Saturday, May 18, 2024

same similar and Medicare

Jim Del Bianco

List,

I hope everyone is doing as best as they can! Tough times for sure.

I want to find out if the same/similar issue is being experienced across
all regions. Let me share what I have seen in Region C (I assume
everyone in Region C is having the same experience.)

I would like to have some positive discussions with Medicare or Congress
Representatives in an attempt to rectify this situation. Really it is only
a part of a much broader problem related to the Program Integrity Manual
and the way the manual has been expressed in the LCDs and then is used by
RAC, ZIPC, and other auditors to determine medical necessity. That
determination is something no one can check before delivery and the quality
of the language auditors are looking for is at the level a lawyer would be
expected to deliver in a courtroom. That is just simply not practical in a
clinical setting.

I am still operating under the assumption this is MCRs best attempt to
limit fraud, and MCR DMEMACS are doing the best they can to apply what they
are reading in the Program Integrity Manual and the LCDs. Perhaps, if we
listen to one another we can both fight fraud and relieve some of the
burden on providers.

So here in region C it would seem CGS (the DMEMAC for this region) has a
system that automatically denies any AFO, KAFO, KO, and TLSO when a same/or
similar device has been provided within 5 years, the determined RUL for
orthoses. There is a list of codes considered similar and you can look
online to find out if the Pt has had a device in the last 5 years. That is
very helpful and an improvement over previous years. So we know ahead of
time it is an issue and we work with the Pts doctor to get very detailed
notes to justify the new device.

Early last year when this started we passed a few audits with notes stating
the Pt’s condition changed etc. Then they all began denying. We thought
maybe our notes needed to be better. We did better and they still denied
almost 100% of the time. This year we had doctor’s (which they hate) add
several very detailed paragraphs on the changes in condition that justified
the new device. I now have all the audits back for a group of 4 patients
for whom we have the most fantastic, detailed notes I could imagine. They
are so good the doctors may never refer to us again after helping us with
the notes. Ha ha! All the claims denied stating the records were
insufficient to justify a change.

So, is this the experience nationwide? If so, let me know if you would like
to help me understand how to make a change here. I need to figure out who
exactly at Medicare to discuss this with. I think changes to the program
integrity manual will take congress.

These issues have been ongoing since the dear doc letter about prosthetics
some years ago. Same issue really. I assume AOPA and other organizations
have spent time on this which likely means it is near impossible to change.
I nonetheless feel we must try.

I would also ask practitioners who don’t own businesses to take this
seriously. We need to come together and work toward this. I have often been
concerned that we were successful in creating a master’s program but we
have had zero success in winning battles that correlate with increased fee
schedules or improved coverage or decreased administrative burdens. Wins in
those categories are a must in order to pay practitioners more across the
board. I want to cry when I see an amazing resident with over a 100K in
debt for an O&P degree, and yet there has been an almost completely flat or
negative situation in reimbursement. We need to fight these battles. The
masters program was hailed by many as being the first step to being treated
more professionally, but it seems we have stopped there and not pushed
equally hard for critical changes that need to take place to support the
higher level of education required to enter the field.

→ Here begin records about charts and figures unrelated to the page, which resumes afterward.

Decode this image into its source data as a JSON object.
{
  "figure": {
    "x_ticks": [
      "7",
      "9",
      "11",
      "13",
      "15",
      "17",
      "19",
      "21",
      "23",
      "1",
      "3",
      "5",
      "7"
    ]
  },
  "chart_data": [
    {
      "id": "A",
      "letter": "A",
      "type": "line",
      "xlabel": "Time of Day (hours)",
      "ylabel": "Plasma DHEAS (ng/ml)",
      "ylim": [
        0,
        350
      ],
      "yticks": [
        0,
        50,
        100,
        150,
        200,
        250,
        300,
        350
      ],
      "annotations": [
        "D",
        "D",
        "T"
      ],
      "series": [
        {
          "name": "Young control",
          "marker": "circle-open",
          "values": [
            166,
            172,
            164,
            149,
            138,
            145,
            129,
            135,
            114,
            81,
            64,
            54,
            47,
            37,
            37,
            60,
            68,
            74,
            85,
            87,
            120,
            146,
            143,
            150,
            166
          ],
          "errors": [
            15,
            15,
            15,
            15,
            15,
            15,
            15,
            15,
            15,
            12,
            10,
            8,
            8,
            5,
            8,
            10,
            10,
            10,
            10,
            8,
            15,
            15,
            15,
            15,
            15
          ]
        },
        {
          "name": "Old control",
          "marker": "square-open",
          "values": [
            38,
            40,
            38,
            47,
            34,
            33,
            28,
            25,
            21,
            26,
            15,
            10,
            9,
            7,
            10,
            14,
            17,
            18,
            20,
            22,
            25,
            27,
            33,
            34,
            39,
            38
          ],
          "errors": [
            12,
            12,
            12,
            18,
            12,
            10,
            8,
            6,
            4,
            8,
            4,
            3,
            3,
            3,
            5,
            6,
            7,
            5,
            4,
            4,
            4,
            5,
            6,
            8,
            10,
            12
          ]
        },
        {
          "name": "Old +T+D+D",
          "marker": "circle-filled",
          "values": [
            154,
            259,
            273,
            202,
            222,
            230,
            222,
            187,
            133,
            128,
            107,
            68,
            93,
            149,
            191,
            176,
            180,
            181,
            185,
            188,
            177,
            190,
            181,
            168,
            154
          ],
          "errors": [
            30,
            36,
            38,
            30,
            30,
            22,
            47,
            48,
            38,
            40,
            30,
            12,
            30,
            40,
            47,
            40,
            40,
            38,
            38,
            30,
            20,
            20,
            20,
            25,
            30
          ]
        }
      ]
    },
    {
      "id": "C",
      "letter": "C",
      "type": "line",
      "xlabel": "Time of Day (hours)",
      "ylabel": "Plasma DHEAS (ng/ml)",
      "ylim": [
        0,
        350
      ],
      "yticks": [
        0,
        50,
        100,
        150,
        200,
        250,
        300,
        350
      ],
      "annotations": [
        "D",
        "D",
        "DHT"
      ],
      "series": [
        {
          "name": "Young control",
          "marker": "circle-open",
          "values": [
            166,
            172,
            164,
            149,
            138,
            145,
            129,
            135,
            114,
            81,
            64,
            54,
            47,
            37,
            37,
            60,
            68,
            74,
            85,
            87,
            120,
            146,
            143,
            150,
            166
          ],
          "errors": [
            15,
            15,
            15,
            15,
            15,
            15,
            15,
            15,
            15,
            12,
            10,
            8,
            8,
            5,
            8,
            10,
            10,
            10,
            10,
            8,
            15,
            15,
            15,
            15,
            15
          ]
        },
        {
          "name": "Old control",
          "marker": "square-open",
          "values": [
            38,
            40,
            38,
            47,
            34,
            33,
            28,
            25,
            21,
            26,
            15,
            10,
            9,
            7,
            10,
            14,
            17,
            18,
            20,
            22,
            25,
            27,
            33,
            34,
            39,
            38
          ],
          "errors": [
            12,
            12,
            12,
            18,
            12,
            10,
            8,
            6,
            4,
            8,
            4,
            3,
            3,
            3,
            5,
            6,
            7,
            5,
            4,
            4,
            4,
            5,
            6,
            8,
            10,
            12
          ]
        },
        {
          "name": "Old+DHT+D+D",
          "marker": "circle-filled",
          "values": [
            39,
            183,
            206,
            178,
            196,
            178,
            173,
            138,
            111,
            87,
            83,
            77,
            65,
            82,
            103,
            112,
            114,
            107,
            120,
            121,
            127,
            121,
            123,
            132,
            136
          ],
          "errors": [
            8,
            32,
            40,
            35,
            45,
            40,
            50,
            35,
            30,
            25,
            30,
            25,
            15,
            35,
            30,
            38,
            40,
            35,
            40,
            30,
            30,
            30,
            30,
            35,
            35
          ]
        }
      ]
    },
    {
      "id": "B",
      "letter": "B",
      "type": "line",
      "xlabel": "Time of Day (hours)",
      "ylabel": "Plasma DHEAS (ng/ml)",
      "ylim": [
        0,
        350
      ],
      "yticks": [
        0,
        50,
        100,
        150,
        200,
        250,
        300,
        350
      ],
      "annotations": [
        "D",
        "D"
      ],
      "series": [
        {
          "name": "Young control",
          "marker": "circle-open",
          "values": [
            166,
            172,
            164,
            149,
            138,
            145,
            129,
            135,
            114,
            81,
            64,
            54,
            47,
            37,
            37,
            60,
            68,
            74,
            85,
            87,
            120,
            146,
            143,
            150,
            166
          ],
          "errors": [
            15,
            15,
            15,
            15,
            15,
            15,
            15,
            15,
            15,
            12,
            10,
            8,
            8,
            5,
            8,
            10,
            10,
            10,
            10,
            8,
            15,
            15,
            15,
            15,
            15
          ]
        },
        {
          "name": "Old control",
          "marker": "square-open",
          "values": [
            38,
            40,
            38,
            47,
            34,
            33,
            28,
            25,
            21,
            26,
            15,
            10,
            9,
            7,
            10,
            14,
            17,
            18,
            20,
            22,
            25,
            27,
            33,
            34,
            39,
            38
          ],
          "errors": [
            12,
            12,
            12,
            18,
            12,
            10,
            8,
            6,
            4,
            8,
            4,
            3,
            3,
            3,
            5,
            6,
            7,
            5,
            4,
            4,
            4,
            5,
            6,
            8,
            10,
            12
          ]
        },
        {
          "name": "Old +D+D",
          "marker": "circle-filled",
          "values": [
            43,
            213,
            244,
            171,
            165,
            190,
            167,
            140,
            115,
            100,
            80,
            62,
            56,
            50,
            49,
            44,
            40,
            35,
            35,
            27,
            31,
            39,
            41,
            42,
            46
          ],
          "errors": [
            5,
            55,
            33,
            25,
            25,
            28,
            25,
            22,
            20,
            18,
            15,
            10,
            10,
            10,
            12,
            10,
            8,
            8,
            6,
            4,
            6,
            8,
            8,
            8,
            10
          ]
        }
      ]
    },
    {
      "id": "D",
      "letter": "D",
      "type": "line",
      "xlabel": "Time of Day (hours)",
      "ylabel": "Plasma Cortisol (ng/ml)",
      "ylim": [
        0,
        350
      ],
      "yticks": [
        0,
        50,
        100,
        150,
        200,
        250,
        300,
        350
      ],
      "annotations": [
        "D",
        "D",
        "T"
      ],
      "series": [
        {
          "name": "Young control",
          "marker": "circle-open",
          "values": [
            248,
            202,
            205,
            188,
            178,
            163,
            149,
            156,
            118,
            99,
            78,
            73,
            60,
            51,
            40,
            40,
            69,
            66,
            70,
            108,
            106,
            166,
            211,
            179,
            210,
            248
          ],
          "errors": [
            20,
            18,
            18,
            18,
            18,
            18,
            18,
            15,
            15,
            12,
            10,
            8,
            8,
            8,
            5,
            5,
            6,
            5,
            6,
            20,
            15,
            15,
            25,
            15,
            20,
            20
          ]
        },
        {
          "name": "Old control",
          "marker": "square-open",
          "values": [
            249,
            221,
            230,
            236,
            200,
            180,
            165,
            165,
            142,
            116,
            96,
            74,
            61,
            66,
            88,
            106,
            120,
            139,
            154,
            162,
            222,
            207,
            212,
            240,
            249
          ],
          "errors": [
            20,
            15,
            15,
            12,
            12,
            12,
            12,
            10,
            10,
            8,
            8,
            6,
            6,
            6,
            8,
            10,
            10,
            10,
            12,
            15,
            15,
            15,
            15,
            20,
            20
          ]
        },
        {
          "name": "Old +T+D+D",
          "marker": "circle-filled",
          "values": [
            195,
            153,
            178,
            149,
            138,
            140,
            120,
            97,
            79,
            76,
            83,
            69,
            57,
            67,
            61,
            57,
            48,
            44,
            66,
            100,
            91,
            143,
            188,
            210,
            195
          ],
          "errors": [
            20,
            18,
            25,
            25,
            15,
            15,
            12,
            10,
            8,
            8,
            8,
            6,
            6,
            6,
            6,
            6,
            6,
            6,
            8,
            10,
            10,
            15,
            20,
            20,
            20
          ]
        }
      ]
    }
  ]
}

I am sure our AOPA and NAAOP have worked hard on these. We need to add more
support since, from what I can tell, no measurable gains have been made
that correlate to any kind of relief. I will get started on my end.

1. Can anyone provide meaningful Medicare or congressional contacts to
communicate with?
2. I had a Pt whose items denied that was so upset she wrote a letter to
Medicare and to her congress rep. Can we get 100s of these sent to
Medicare? I could collect them and send a cover letter requesting a meeting
to discuss ways to fight fraud and abuse without hurting honest providers.
3. Have your Pts call Medicare and complain about the rules for same and
similar devices. They can state they feel their access to care is being
limited by these restrictions.
4. Everyone can start calling Medicare to discuss this issue. I really
think we would eventually get an audience to discuss solutions with them.

On one hand I am excited to work toward improvements, on the other hand I
want to laugh at myself to think anyone will care or listen at Medicare or
Congress. I realize they have many tough tasks and money is limited. I just
feel there is a better way than to allow us to provide things based on our
best reading of the LCDs and then take money back. I am fine if they want
to disagree up front or maybe cover less if they have no choice from a
dollars point of view, but not to tell us we can do it and then take it
back when we disagree about the quality of a doc note.